Activating Canvases
This, then, just before five a.m.—
Like confectioner's sugar
sifted lightly on gingerbread,
a dusting of snow on the ground.
I am the first
to walk my street.
Well, the first in shoes.
Unobserved earlier, a rabbit
has tracked up the gessoed canvas
of our driveway to
pass between the corner
of the garage and the corner
of the back deck.
Another left the safety
of Dale's leafless raspberry canes
to dart across Prospect Street
for the safety
of the leafless canes
of our red-twig dogwood shrub.
So, too, no one observed
the cluster of deer who
ignored social distancing
guidelines to walk flank to flank
up and down the length
of our hushed street
before I stepped outdoors
into the velvet dark of predawn
to make my own Thursday morning story
with quiet marks.
---
Later the same day I head to my studio for some indoor mark-making using paint, ink, and collage.
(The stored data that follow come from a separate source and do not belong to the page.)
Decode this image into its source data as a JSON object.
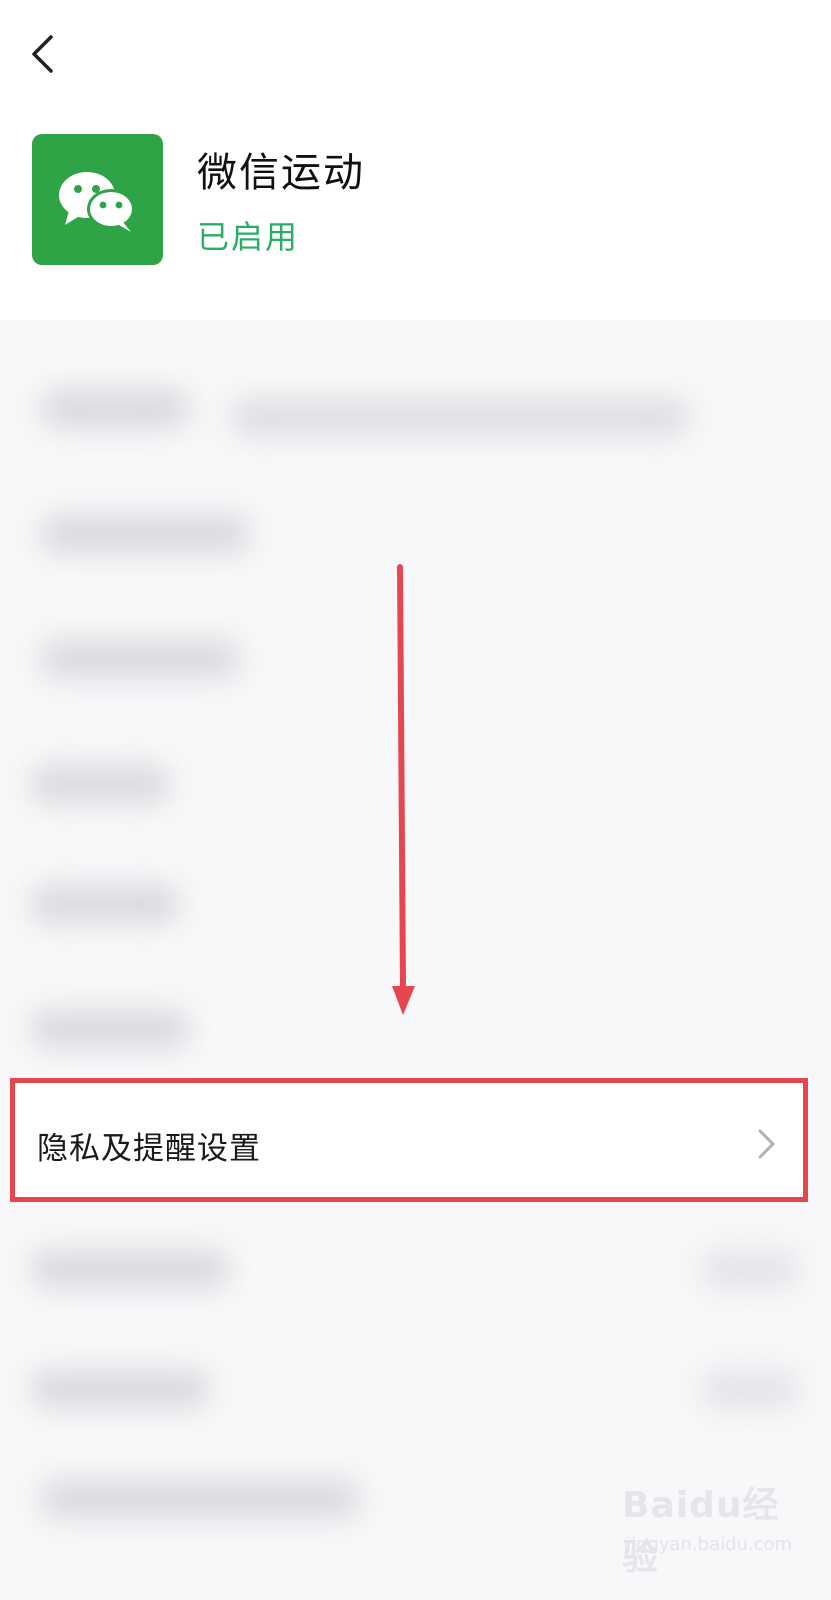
{
  "app": {
    "name": "微信运动",
    "status": "已启用"
  },
  "settings": {
    "privacy_reminder_label": "隐私及提醒设置"
  },
  "watermark": {
    "brand": "Baidu经验",
    "url": "jingyan.baidu.com"
  },
  "colors": {
    "app_icon_bg": "#2ea446",
    "status_green": "#2aae67",
    "highlight_red": "#e5474f"
  }
}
Four new chaos layers ready to play with.
6 comments:
I'm deeply moved by your morning poem. Thanks for that! (And love the marks!)
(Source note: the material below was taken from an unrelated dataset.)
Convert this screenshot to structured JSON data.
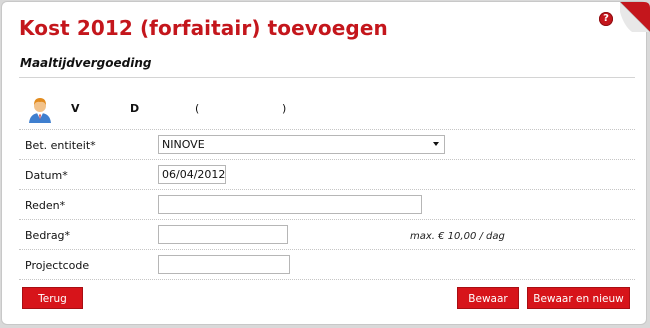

Simone, so happy to know you are moved by my morning poem. And that you love the marks —— as do I : )
Oh my....I read and read and re-read your poem. Standing there, in the early morning, watching the landscape canvas become activated. Absolutely beautiful - a word-painting of the most amazing kind.
Jen, thanks for stepping right into the word-painting of early morning with me. It was such a sweet experience, that early morning, and such a gift to carry it into my day in my heart and then re-create it in words : )
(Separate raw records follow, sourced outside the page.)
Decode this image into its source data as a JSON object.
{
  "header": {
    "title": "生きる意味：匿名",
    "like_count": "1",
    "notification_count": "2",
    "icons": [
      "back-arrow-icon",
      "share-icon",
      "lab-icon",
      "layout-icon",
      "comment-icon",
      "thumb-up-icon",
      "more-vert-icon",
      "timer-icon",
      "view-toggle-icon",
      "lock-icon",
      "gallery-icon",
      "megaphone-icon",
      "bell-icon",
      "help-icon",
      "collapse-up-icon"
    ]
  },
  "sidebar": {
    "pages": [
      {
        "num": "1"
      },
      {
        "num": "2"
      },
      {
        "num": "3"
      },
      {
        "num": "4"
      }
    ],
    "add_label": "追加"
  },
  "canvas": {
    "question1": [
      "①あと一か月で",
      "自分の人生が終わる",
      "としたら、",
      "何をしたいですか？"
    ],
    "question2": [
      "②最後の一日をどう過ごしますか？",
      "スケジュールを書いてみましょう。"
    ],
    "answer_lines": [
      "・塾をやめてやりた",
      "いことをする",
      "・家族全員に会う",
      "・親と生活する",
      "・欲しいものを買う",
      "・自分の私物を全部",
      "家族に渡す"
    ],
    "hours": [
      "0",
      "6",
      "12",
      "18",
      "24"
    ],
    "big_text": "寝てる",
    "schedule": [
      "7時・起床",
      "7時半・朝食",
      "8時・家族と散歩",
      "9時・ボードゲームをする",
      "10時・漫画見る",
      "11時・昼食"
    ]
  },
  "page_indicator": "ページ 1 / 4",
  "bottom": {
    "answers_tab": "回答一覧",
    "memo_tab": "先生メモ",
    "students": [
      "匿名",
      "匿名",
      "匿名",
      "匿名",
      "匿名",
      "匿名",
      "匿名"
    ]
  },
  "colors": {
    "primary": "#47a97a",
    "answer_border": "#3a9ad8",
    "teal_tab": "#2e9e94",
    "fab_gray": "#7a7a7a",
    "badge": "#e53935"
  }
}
LOVE your words, the images they place in my mind. The last three lines. Each beautiful messy square. The term chaos layers. Good term!! That I can just make out a furry creature hiding, camouflaged in the spotty landscape. LOVE! :)
ooo —— furry creature hiding in the spotty landscape! Thanks for joining and enjoying the chaos layers and both verbal and visual here, Sheila.